What Are The Best Tools For Building Visual Brand Identity?
When launching a business or brand, usually there is some form of decision at some point as to how it will look. Now, this can very much be “it is going to look however I feel like looking that day.” Some people fully style each time they present themselves online. Some people don’t.
Not being branded can be part of a brand’s brand.
But for the most part, there will be visuals such as color schemes and a logo and potentially other graphics and visuals which become tied to you.
If you’re been reading this blog, you’re probably familiar with this article on general information about generative AI use. So you know I’m going to encourage you to work out ways to create brand assets that don’t use AI. But there is a lot more to it than that.
The whole point of this blog is to help you be successful.
And there are very few, if any, people who will avoid your company because you didn’t use AI.
But there are hundreds of thousands (if not millions) of people who will unfollow you, block you, and totally write you off when they see you using AI. And that’s a fast way to cut out a large part of your potential reach.
“If your event flier is AI, I’m not going" has become a big trend on Social Media. You can search it and see all the posts and threads across the internet about it. Of course there are people (bots?) being snarky back tat them, but if anything that just pushes those people to want even less AI.
Multiple commencement speeches this past graduation season were met with full audience boos when commencement speakers talked about AI.
People are using pencil and paper drawings saying they would rather see a business do that than post something made with AI.
There are threads with thousands of comments about how if a business is using AI for something as inexpensive as a simple graphic, the viewers wonder what else you are cutting corners on, and the quality of your product and service gets called into question.
Cutting corners seems to be helpful at first until the full impact rolls out and it turns out to be way more damaging than the supposed amount it saved.
Especially given the cheap resources available such as Canva (you don’t have to use the AI features). There is a free version for very simple basic options. And the monthly cost is $18/month if paid monthly. *This is not a paid affiliation.
This is a great post on Instagram which breaks it down really well as well. If you’re not on Instagram the post says:
“When I see you used AI art on your flyer / logo / substack post, etc. it repels me with the ferocity of a thousand suns and changes how I see you and your work moving forward. 100% of the time, I’d rather look at art drawn by an absolute novice with their eyes closed, in crayon on a wet napkin, than gross shiny soulless dead-eyed AI generated ‘art’.
If you have no budget, take 8 minutes and doodle it yourself! Find a pen you like! Have fun with it! If you hate drawing, ask an artsy friend or your teenage niece to draw it. They’ll likely be excited and honored to be asked and included.
If you have even the most modest budget, hire me or one of a bajillion amazing, alive, breathing human artists around here who’d happily scribble up something 1000x more wonderful.
PS: if you use AI to illustrate your writing, I’m assuming you also use it to write, and I will not be reading.
Love, a human artist”
The comment section is pretty brutal, and sums up a very large portion of people who could be potential supporters/clients/customers that you’re losing.
So, what should you do?
Again, Canva is a great option. Most computers also have a program called MS Paint on them which can be used for super basic graphics. There always is a pencil and paper and your cell phone camera.
You can lean into the fact that you’re specifically not using AI, that you had a student do it for you so it is novice, or make a joke and say your cat made it - you can lean into an imperfect graphic or logo if that fits the rest of what you’re doing.
You can reach out to colleges and ask if there are graphic design students who might want to help with a logo or graphics for you and they can use it for their portfolio in exchange for a discounted price. This is a great Facebook group with tons of artists (over 265,000 of them). There are newer artists and sometimes people who will just give a discount to support small businesses which are making an effort to hire a human. You can just make a post in the group with what you need and what your budget is, and you can include things like they can keep a copy to use for their portfolio or you will tag them when you post what they designed to shout them out. For new artists starting out that can be really valuable!

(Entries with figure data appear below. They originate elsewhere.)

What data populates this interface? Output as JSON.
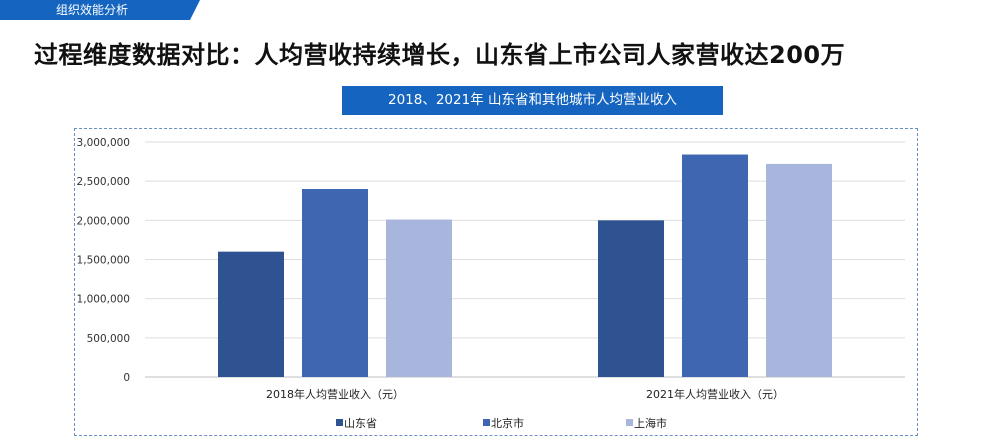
{
  "header": {
    "section_label": "组织效能分析",
    "title": "过程维度数据对比：人均营收持续增长，山东省上市公司人家营收达200万"
  },
  "chart_caption": "2018、2021年 山东省和其他城市人均营业收入",
  "colors": {
    "accent": "#1565c0",
    "shandong": "#2e5390",
    "beijing": "#3f66b0",
    "shanghai": "#a8b5dc"
  },
  "chart_data": {
    "type": "bar",
    "categories": [
      "2018年人均营业收入（元）",
      "2021年人均营业收入（元）"
    ],
    "series": [
      {
        "name": "山东省",
        "values": [
          1600000,
          2000000
        ],
        "color": "#2e5390"
      },
      {
        "name": "北京市",
        "values": [
          2400000,
          2840000
        ],
        "color": "#3f66b0"
      },
      {
        "name": "上海市",
        "values": [
          2010000,
          2720000
        ],
        "color": "#a8b5dc"
      }
    ],
    "ylim": [
      0,
      3000000
    ],
    "yticks": [
      "0",
      "500,000",
      "1,000,000",
      "1,500,000",
      "2,000,000",
      "2,500,000",
      "3,000,000"
    ],
    "grid": true,
    "legend_position": "bottom",
    "xlabel": "",
    "ylabel": ""
  }
}
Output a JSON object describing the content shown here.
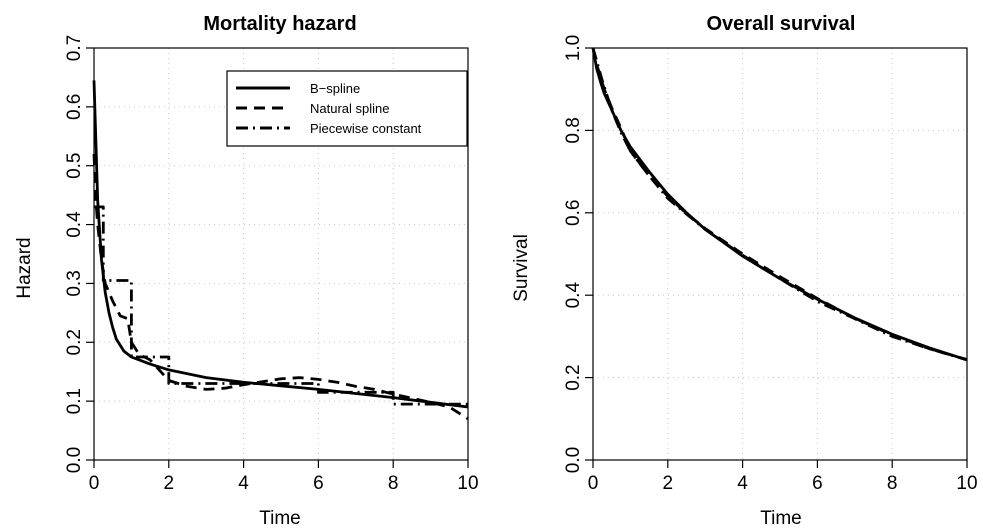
{
  "chart_data": [
    {
      "type": "line",
      "title": "Mortality hazard",
      "xlabel": "Time",
      "ylabel": "Hazard",
      "xlim": [
        0,
        10
      ],
      "ylim": [
        0,
        0.7
      ],
      "xticks": [
        "0",
        "2",
        "4",
        "6",
        "8",
        "10"
      ],
      "yticks": [
        "0.0",
        "0.1",
        "0.2",
        "0.3",
        "0.4",
        "0.5",
        "0.6",
        "0.7"
      ],
      "grid": true,
      "legend_position": "top-right",
      "series": [
        {
          "name": "B−spline",
          "style": "solid",
          "x": [
            0,
            0.05,
            0.1,
            0.2,
            0.3,
            0.4,
            0.5,
            0.6,
            0.8,
            1.0,
            1.5,
            2,
            3,
            4,
            5,
            6,
            7,
            8,
            9,
            10
          ],
          "y": [
            0.645,
            0.54,
            0.44,
            0.34,
            0.285,
            0.25,
            0.225,
            0.205,
            0.185,
            0.175,
            0.163,
            0.153,
            0.14,
            0.132,
            0.126,
            0.12,
            0.113,
            0.106,
            0.098,
            0.09
          ]
        },
        {
          "name": "Natural spline",
          "style": "dashed",
          "x": [
            0,
            0.05,
            0.1,
            0.2,
            0.3,
            0.5,
            0.7,
            0.9,
            1.0,
            1.2,
            1.5,
            2.0,
            2.5,
            3,
            3.5,
            4,
            4.5,
            5,
            5.5,
            6,
            6.5,
            7,
            7.5,
            8,
            8.5,
            9,
            9.5,
            10
          ],
          "y": [
            0.52,
            0.44,
            0.4,
            0.34,
            0.3,
            0.27,
            0.245,
            0.24,
            0.2,
            0.18,
            0.17,
            0.135,
            0.125,
            0.12,
            0.122,
            0.128,
            0.133,
            0.138,
            0.14,
            0.137,
            0.132,
            0.125,
            0.12,
            0.112,
            0.105,
            0.098,
            0.09,
            0.07
          ]
        },
        {
          "name": "Piecewise constant",
          "style": "dashdot",
          "x": [
            0,
            0.25,
            0.25,
            1.0,
            1.0,
            2.0,
            2.0,
            4.0,
            4.0,
            6.0,
            6.0,
            8.0,
            8.0,
            10.0
          ],
          "y": [
            0.43,
            0.43,
            0.305,
            0.305,
            0.175,
            0.175,
            0.13,
            0.13,
            0.13,
            0.13,
            0.115,
            0.115,
            0.095,
            0.095
          ]
        }
      ]
    },
    {
      "type": "line",
      "title": "Overall survival",
      "xlabel": "Time",
      "ylabel": "Survival",
      "xlim": [
        0,
        10
      ],
      "ylim": [
        0,
        1
      ],
      "xticks": [
        "0",
        "2",
        "4",
        "6",
        "8",
        "10"
      ],
      "yticks": [
        "0.0",
        "0.2",
        "0.4",
        "0.6",
        "0.8",
        "1.0"
      ],
      "grid": true,
      "series": [
        {
          "style": "solid",
          "x": [
            0,
            0.1,
            0.2,
            0.3,
            0.5,
            0.75,
            1,
            1.5,
            2,
            2.5,
            3,
            4,
            5,
            6,
            7,
            8,
            9,
            10
          ],
          "y": [
            1.0,
            0.95,
            0.918,
            0.89,
            0.85,
            0.8,
            0.76,
            0.7,
            0.645,
            0.6,
            0.56,
            0.495,
            0.44,
            0.39,
            0.345,
            0.305,
            0.272,
            0.243
          ]
        },
        {
          "style": "dashed",
          "x": [
            0,
            0.1,
            0.2,
            0.3,
            0.5,
            0.75,
            1,
            1.5,
            2,
            2.5,
            3,
            4,
            5,
            6,
            7,
            8,
            9,
            10
          ],
          "y": [
            1.0,
            0.96,
            0.93,
            0.9,
            0.855,
            0.805,
            0.75,
            0.69,
            0.64,
            0.598,
            0.562,
            0.5,
            0.445,
            0.392,
            0.344,
            0.304,
            0.27,
            0.244
          ]
        },
        {
          "style": "dashdot",
          "x": [
            0,
            0.25,
            0.5,
            0.75,
            1,
            1.5,
            2,
            2.5,
            3,
            4,
            5,
            6,
            7,
            8,
            9,
            10
          ],
          "y": [
            1.0,
            0.92,
            0.85,
            0.795,
            0.75,
            0.69,
            0.635,
            0.597,
            0.56,
            0.497,
            0.44,
            0.385,
            0.343,
            0.3,
            0.27,
            0.243
          ]
        }
      ]
    }
  ]
}
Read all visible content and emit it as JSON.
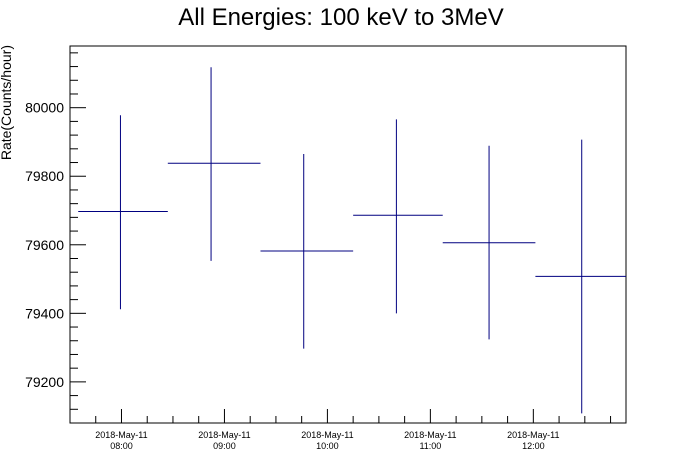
{
  "chart_data": {
    "type": "scatter",
    "title": "All Energies:  100 keV to 3MeV",
    "ylabel": "Rate(Counts/hour)",
    "xlabel": "",
    "ylim": [
      79080,
      80180
    ],
    "y_ticks": [
      79200,
      79400,
      79600,
      79800,
      80000
    ],
    "y_tick_labels": [
      "79200",
      "79400",
      "79600",
      "79800",
      "80000"
    ],
    "x_range_hours": [
      7.5,
      12.9
    ],
    "x_ticks": [
      {
        "hour": 8,
        "date_label": "2018-May-11",
        "time_label": "08:00"
      },
      {
        "hour": 9,
        "date_label": "2018-May-11",
        "time_label": "09:00"
      },
      {
        "hour": 10,
        "date_label": "2018-May-11",
        "time_label": "10:00"
      },
      {
        "hour": 11,
        "date_label": "2018-May-11",
        "time_label": "11:00"
      },
      {
        "hour": 12,
        "date_label": "2018-May-11",
        "time_label": "12:00"
      }
    ],
    "series": [
      {
        "color": "#000080",
        "points": [
          {
            "x_start": 7.58,
            "x_end": 8.45,
            "x_center": 7.99,
            "y": 79697,
            "y_low": 79412,
            "y_high": 79978
          },
          {
            "x_start": 8.45,
            "x_end": 9.35,
            "x_center": 8.87,
            "y": 79838,
            "y_low": 79553,
            "y_high": 80118
          },
          {
            "x_start": 9.35,
            "x_end": 10.25,
            "x_center": 9.77,
            "y": 79582,
            "y_low": 79297,
            "y_high": 79865
          },
          {
            "x_start": 10.25,
            "x_end": 11.12,
            "x_center": 10.67,
            "y": 79686,
            "y_low": 79400,
            "y_high": 79966
          },
          {
            "x_start": 11.12,
            "x_end": 12.02,
            "x_center": 11.57,
            "y": 79606,
            "y_low": 79324,
            "y_high": 79889
          },
          {
            "x_start": 12.02,
            "x_end": 12.9,
            "x_center": 12.47,
            "y": 79508,
            "y_low": 79108,
            "y_high": 79907
          }
        ]
      }
    ]
  }
}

And if you have a budget, don’t be cheap. You shouldn’t be raking in more than enough money to live beyond comfortably while you won’t pay an artist their rate to do a professional job for you.
That said, most people reading this blog are smaller businesses or brands. Things are super expensive, and running a business is not cheap. But if you can’t spare even the lowest amount of money or even a few hours of your own time at all, ever, you might need to review your business overall because that sounds like an unhealthy business that needs to be worked out…
Remember, there will always be people who gush over how cute your latest ChatGPT trend is on Facebook, but how many clients or customers are you losing at the same time?
Social media makes wonderful little bubbles where we see specific sides. Check out that Facebook group above, do some digging, look at what the market research is saying about consumers and their response to businesses and brands turning everything over to AI.
This doesn’t mean that every form of AI is horrible and there is no good use for it ever. But when it comes to building your brand visuals, the likelihood of it not doing you any favors is extremely high.
You can find your brand voice and not alienate potential customers and clients along the way!